Mercoledì 1 Novembre 2017 di Elena Panarella
L’ambasciatore italiano al Cairo, Giampaolo Cantini, ha incontrato il ministro dei Trasporti egiziano, Hisham Arafat. L’incontro, riferiscono dall’ambasciata italiana, ha fornito l’occasione per discutere dei principali argomenti di interesse comune tra Italia ed Egitto nel settore. 

Cantini ha sottolineato l’esperienza e l’impegno delle aziende italiane già attive nel campo delle infrastrutture in Egitto, in particolare per quanto riguarda strade, ferrovie e tunnel. Nel fare stato dell’intenzione di aumentare il proprio contributo in termini di tecnologia e «know-how» a favore del mercato locale, da parte italiana sono state illustrate le capacità del Sistema Italia e come esso possa fornire le migliori soluzioni ai piani di sviluppo infrastrutturale dell’Egitto, dal punto di vista del livello tecnologico e degli standard di sicurezza. 
L’ambasciatore e il ministro hanno convenuto sull’opportunità di esplorare nuovi progetti e nuovi settori in cui collaborare. L’incontro, è stato infine dedicato alla discussione nel dettaglio di progetti ed iniziative che vedono il coinvolgimento di alcune imprese italiane in Egitto.

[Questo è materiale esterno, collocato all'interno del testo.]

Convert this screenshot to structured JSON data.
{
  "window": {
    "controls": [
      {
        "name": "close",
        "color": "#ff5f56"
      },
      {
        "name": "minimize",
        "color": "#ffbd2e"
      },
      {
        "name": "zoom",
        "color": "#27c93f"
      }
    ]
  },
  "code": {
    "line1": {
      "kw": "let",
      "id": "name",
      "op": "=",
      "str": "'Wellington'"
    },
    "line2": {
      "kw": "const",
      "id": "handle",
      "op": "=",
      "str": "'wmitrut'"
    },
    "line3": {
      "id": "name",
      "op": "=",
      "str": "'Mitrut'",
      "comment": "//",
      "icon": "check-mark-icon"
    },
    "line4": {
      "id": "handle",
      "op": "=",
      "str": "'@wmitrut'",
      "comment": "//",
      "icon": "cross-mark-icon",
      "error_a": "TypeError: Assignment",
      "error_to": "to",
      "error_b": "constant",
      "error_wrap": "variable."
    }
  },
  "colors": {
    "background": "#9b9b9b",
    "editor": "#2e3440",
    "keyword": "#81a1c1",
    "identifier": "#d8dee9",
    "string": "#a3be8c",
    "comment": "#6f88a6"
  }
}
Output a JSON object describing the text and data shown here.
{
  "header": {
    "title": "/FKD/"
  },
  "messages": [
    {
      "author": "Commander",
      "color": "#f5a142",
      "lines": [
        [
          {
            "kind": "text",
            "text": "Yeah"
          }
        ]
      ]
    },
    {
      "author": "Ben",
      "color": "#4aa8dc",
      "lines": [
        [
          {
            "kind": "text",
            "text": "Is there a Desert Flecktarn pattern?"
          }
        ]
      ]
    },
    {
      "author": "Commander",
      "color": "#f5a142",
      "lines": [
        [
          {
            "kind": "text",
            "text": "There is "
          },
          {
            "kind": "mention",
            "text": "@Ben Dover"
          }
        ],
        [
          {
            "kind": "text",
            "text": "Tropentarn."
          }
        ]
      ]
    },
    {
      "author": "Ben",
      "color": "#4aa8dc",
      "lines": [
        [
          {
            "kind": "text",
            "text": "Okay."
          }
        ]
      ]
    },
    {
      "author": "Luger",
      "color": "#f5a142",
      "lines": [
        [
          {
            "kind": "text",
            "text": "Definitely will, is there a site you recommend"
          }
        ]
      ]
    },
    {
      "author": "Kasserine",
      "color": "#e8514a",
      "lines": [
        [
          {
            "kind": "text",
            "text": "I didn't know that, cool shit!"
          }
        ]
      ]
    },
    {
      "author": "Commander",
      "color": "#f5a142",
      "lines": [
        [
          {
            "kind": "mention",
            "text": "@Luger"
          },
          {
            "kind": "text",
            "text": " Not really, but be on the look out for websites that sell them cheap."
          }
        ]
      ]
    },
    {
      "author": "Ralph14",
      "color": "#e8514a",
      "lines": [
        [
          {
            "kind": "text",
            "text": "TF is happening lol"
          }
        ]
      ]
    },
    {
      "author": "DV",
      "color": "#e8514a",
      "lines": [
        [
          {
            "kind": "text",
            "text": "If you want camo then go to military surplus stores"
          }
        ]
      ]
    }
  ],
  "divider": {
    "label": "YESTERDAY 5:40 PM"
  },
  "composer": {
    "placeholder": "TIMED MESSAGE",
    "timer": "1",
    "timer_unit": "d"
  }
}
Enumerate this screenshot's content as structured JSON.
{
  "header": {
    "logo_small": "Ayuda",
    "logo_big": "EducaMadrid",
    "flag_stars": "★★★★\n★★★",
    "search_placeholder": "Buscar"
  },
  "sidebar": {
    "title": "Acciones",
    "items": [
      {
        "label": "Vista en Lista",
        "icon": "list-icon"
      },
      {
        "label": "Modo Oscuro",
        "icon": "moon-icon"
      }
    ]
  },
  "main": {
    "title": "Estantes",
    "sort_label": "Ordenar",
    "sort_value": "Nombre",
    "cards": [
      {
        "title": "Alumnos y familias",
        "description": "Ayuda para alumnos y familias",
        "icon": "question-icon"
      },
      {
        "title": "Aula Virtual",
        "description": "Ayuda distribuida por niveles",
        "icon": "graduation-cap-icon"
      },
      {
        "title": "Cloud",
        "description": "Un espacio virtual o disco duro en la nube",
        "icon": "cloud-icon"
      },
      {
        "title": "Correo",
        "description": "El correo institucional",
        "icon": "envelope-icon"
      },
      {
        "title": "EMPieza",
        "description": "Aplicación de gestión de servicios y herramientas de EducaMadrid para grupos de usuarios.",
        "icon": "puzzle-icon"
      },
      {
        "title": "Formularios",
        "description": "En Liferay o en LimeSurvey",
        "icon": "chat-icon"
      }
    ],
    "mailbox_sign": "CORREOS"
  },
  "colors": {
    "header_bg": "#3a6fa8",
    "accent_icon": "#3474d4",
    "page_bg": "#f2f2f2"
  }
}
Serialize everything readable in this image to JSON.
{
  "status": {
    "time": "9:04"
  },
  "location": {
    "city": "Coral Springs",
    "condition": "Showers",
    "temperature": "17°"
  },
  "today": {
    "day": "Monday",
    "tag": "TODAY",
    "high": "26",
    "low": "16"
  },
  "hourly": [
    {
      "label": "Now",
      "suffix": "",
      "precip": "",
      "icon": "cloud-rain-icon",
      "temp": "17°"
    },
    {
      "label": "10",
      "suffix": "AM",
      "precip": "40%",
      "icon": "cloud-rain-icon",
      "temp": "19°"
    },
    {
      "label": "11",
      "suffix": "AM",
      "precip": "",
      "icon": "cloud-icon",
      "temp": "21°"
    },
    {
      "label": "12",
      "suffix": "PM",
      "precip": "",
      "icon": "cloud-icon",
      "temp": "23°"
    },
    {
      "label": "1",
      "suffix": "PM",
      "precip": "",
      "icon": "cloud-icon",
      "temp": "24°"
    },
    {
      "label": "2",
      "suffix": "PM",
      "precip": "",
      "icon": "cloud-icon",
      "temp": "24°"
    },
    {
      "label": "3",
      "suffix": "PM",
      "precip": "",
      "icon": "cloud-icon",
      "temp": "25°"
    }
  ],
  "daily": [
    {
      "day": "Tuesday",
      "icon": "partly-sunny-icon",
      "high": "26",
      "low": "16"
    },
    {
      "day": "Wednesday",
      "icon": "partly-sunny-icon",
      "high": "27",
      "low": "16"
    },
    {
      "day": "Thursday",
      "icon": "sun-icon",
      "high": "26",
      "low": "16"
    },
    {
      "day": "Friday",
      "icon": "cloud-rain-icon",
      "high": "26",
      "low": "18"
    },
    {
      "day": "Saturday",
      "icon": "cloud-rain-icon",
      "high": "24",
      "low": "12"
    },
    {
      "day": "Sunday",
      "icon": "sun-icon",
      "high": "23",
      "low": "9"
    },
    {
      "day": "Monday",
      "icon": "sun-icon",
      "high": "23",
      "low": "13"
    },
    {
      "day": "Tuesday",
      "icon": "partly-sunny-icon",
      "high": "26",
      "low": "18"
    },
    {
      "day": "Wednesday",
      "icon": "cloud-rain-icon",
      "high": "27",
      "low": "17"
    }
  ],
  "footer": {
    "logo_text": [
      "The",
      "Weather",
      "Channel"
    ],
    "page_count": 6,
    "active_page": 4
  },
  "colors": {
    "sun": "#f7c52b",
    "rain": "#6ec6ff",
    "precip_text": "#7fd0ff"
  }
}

L’ambasciatore pochi giorni fa aveva incontrato anche il ministro della Cooperazione Internazionale e degli Investimenti egiziana, Sahar Nasr, anche in quell’occasione avevano discusso dei principali argomenti di interesse comune nel settore della cooperazione allo sviluppo e degli investimenti. «Come sempre accaduto finora in tutti gli incontri con le autorità egiziane - hanno spiegato dalla sede italiana al Cairo - l’ambasciatore Cantini ha anzitutto sottolineato l’aspettativa italiana che il ristabilimento delle relazioni diplomatiche a livello di ambasciatori favorisca sviluppi costanti e progressivi nella collaborazione giudiziaria in corso per fare piena luce sulla barbara uccisione di Giulio Regeni». «In particolare, l’ambasciatore e la ministra Nasr hanno convenuto sull’ottimo andamento della collaborazione nel settore dell’aiuto allo sviluppo e discusso di come poterlo migliorare ulteriormente, a partire da un progetto italiano nel campo dello “school feeding” a favore degli studenti più svantaggiati per un valore di circa 2 milioni di euro».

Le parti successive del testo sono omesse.